I need to obtain a parametrization for $S$. For this, I was suggested to note that the normal vector to the plane that contains the circle is $(y'(s),-x'(s),0)$, so that the vector that passes trough $(x(s),y(s),0)$ and a point in $S$ must be orthogonal to this vector.
I haven't been able to find a parametrization for $S$, mainly because I don't understand the geometric figure being described above. I'd appreciate any help.
The purpose of this exercise is to then use surface integrals to compute the area of $S$, and then, defining a 'torus' as an special case of the latter construction for a circle centered in the origin with radius $a$, with $a>b$ and calculating its area.
Here's a parameterization: writing $$ \theta(s) = (x(s), y(s)) $$ I'm going to define $$ H(s, t) = ( x(s), y(s), 0) + \cos(t) (0, 0, b) + \sin(t) (-y'(s), x'(s), 0) $$ which we can regard as having the form $$ H(s, t) = ( x(s), y(s), 0) + \cos(t) \mathbf v + \sin(t) \mathbf w $$ where $\mathbf v$ and $\mathbf w$ are orthogonal vectors of length $b$, and they evidently span the plane orthogonal to $(x'(s), y'(s), 0)$, the tangent to the "centerline" curve.
For fixed $s$, as $t$ varies from $0$ to $2\pi$, this describes a circle of radius $b$ in the plane orthogonal to $(x'(s), y'(s), 0)$, and containing the point $(x(s), y(s), 0)$.
For $t = 0$, as $s$ varies, $H(s, 0)$ describes a curve parallel to the centerline curve $(x(s), y(s), 0)$, offset by $b$ units in the $z$ direction.

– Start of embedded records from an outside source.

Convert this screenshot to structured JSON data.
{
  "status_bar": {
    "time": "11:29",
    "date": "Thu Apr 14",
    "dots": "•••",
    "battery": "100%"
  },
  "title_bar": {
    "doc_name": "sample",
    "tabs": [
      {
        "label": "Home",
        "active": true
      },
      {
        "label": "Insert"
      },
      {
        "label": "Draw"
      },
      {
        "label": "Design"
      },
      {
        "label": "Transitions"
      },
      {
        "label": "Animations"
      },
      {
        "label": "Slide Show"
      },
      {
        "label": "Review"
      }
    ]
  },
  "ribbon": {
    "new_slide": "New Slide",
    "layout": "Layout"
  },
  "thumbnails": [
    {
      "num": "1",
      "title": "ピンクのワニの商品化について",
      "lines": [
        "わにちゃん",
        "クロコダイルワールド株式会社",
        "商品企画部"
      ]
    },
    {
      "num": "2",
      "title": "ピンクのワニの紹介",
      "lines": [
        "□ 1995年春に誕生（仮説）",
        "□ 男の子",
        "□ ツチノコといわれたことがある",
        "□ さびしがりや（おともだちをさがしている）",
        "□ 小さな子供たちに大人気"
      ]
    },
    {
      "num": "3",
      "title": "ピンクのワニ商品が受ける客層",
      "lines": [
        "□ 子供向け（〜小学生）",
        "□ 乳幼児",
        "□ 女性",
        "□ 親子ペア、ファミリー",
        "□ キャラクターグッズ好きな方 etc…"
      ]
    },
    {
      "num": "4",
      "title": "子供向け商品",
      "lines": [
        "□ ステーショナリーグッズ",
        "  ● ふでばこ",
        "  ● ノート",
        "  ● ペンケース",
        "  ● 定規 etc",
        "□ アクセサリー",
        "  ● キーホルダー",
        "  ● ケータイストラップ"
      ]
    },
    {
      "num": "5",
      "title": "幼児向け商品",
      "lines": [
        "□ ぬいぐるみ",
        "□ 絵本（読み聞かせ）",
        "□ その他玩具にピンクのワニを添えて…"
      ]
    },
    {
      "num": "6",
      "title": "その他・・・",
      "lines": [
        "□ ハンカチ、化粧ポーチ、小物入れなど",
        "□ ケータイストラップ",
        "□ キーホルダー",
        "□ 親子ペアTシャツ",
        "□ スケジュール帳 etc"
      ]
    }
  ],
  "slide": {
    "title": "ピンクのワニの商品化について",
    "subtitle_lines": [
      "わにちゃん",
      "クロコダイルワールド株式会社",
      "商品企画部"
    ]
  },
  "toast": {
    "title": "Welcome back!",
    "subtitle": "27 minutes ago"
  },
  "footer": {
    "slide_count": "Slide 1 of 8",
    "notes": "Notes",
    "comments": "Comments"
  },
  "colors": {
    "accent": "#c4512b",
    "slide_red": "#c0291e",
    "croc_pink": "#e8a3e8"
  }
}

In the event that the curvature $\kappa(s)$ of the original curve $\theta$ is larger than or equal to $1/b$ in absolute value, this surface will have singularities (i.e., the derivative of the map $H$ will not have rank 2 at every point of its domain). If the absolute curvature of $\theta$ is strictly bounded by $1/b$, however, then $H$ will be a nonsingular parameterization.
One more small note about this parameterization: the partials of $H$ at any point $(s, t)$ actually end up being perpendicular, so the length of their cross product (which comes up in various integrals) is just the product of their lengths, which is $b^2$.